Personally, I still wake up at times forgetting that Richard is dead and then the realization hits me so hard that I sob. And go back to sleep to hide in that world of freedom from thoughts. I have such vivid dreams at times, here is one I had last night:
I was in a resort setting and recognized Anna Nicole Smith's voice. I turned and she introduced herself and next thing I knew we were going to her home. When we arrived, there was a big black door that was hard to open. It was a replica of a casket lid, how strange I thought, as we entered past white silky clouds of fabric. Anna offered me a drink and I chose a bottle of Italian water. There were people walking by in ghoulish costumes and the women had grey skin. Everyone except Anna, she looked terrific and had on a skin tight beaded dress and bright red lipstick.
I said: I'm sorry to hear of your son's death. She smiled. I started to ask about her baby daughter but she cut me off with "It's for the best, she's fine". I think at that point I realized that she was dead and so was everyone else in the place.
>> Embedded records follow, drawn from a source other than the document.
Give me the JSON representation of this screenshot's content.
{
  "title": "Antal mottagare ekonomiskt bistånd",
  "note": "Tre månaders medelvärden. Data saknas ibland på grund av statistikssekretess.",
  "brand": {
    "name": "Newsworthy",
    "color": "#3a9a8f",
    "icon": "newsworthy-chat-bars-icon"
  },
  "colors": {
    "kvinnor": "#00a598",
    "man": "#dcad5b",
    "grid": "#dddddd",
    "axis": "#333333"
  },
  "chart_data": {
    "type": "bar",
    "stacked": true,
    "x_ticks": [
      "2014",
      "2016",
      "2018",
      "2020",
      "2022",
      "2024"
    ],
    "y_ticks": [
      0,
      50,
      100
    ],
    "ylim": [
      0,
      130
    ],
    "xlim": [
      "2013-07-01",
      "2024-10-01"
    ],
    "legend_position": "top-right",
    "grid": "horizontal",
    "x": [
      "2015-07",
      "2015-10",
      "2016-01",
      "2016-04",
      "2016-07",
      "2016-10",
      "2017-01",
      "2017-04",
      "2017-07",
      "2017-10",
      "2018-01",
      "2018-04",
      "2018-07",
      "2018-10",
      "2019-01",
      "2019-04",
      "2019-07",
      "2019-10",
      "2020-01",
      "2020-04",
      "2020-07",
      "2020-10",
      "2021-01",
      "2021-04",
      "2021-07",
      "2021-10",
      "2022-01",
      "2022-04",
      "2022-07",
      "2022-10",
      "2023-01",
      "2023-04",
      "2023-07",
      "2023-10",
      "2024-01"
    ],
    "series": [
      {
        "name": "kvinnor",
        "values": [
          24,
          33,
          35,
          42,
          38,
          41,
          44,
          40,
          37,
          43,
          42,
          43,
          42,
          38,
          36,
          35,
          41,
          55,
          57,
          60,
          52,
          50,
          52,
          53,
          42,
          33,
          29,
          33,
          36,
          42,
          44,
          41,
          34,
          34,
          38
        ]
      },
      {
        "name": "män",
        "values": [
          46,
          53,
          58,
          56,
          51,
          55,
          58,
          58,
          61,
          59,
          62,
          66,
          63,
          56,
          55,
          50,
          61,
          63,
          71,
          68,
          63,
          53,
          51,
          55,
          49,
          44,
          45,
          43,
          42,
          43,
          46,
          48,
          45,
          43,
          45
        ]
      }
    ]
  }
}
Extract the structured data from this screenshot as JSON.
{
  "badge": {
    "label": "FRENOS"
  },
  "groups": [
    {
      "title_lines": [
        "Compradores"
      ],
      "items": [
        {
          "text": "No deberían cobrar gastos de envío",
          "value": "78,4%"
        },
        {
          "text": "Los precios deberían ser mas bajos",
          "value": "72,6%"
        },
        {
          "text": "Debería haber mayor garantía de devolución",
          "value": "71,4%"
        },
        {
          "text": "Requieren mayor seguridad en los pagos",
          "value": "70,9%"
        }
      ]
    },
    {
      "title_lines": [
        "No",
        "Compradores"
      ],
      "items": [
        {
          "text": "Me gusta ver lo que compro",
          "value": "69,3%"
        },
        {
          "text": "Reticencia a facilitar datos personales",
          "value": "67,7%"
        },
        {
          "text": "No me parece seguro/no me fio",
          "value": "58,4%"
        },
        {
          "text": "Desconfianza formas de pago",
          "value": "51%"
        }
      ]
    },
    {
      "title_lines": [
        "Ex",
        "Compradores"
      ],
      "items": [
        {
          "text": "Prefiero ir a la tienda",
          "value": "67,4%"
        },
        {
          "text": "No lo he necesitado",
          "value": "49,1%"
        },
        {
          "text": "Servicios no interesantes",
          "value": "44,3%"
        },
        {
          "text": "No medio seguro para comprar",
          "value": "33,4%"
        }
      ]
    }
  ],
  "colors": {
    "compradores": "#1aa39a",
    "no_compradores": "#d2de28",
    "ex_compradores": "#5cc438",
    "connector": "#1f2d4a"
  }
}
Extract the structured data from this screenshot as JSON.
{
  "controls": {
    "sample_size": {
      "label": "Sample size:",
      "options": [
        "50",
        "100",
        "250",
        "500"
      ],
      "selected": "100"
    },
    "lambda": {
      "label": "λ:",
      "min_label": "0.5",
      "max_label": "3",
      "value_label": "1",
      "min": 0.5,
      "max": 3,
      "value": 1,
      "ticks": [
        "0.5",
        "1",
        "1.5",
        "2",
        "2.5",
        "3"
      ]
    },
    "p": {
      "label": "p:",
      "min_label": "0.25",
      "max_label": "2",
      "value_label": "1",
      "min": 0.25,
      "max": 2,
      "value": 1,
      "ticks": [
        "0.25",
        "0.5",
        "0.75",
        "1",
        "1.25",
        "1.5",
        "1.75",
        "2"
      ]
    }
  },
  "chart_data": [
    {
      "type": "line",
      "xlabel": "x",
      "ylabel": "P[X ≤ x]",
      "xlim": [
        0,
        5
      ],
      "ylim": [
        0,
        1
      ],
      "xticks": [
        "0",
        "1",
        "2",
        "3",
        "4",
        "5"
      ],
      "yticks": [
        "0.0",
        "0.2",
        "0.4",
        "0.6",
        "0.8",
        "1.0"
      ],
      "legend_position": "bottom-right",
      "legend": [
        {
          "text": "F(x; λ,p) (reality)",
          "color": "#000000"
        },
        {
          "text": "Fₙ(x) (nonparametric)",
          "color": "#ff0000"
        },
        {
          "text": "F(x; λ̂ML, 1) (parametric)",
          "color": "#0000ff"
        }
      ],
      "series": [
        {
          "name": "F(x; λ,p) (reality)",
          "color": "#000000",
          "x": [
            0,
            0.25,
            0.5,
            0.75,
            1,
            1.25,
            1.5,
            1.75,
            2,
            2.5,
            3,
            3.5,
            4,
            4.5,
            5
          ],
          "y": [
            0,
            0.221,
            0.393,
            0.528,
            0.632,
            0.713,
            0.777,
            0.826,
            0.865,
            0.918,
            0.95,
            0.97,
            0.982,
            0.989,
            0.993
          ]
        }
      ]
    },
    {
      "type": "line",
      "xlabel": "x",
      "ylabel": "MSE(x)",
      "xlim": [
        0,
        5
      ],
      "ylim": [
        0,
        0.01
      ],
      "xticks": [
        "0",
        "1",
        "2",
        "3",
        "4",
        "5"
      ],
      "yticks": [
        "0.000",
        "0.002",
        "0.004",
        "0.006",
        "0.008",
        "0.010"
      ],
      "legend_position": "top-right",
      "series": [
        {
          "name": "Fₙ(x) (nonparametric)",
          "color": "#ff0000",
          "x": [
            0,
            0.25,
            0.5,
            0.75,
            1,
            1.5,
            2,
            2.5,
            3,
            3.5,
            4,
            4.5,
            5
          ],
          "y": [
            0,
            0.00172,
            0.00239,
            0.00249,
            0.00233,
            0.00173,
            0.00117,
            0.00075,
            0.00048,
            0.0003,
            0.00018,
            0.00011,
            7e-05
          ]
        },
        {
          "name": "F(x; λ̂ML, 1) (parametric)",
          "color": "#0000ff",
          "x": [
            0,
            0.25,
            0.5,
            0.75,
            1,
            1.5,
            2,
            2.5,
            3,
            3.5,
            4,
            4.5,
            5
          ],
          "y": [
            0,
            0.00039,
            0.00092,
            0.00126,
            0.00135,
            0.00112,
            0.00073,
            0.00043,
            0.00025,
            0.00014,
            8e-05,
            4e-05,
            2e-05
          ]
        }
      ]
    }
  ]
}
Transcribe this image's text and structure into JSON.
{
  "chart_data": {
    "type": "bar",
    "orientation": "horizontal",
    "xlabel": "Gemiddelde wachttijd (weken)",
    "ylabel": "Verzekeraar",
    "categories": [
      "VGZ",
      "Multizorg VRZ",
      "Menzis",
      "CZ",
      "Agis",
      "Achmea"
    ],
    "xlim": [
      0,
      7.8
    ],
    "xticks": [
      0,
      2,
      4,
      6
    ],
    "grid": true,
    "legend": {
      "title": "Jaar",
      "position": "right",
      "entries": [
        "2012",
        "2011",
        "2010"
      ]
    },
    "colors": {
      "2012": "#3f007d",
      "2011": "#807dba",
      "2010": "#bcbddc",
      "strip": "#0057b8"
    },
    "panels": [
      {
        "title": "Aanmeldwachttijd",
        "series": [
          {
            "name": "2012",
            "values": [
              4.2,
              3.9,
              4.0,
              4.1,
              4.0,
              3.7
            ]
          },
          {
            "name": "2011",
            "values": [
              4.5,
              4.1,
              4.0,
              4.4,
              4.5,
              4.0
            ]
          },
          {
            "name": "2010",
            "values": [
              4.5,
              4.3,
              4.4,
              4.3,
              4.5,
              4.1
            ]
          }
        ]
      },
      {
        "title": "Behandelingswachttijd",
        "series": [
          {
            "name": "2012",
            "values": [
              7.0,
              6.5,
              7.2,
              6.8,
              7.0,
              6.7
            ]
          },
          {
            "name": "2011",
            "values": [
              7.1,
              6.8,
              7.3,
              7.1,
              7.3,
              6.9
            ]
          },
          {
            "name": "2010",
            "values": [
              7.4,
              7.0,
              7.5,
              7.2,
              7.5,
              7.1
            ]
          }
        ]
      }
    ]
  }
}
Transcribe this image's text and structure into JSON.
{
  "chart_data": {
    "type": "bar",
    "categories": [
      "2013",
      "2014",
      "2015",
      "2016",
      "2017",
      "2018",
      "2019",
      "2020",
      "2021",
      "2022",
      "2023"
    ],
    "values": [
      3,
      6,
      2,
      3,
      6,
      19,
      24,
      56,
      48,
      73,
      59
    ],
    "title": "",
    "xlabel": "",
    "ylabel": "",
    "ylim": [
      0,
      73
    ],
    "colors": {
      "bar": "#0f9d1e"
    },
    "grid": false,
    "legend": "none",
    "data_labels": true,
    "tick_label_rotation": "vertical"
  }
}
Jerry Falwell was standing talking to a weird looking woman and he looked alive but she looked ashen and was crying. There was music that sounded like Enya's "Only Time". I woke feeling unafraid of dying. I can't think of words to describe it. I just feel okay about it. I wish I could describe how strange it was to see highly unlikely people in this place together in a peaceful existence.
I am still going to college and I love to learn. I will be 59 years old soon. I have a new Toyota Corolla. I miss Richard but have him in my heart at all times. I will not marry again. I do have a friend who is 67 who will never marry again either. We both dislike the same things, we are both on the same planet of finances and we are like two old shoes together. This is good because I need to have someone I can trust. He is a hermit so we talk on the phone a lot. I look things up on the Internet for him. He trusts nobody and I tend to be too trusting. He is an retired police officer so we balance each other out.
Thanks to all of you that email me, I read every piece. I read my fav diaries and look at our old pictures and think of way back when this whole thing began. And it will always be there. On the Internet, wherever that is, I still wonder where this place is that holds us suspended in time.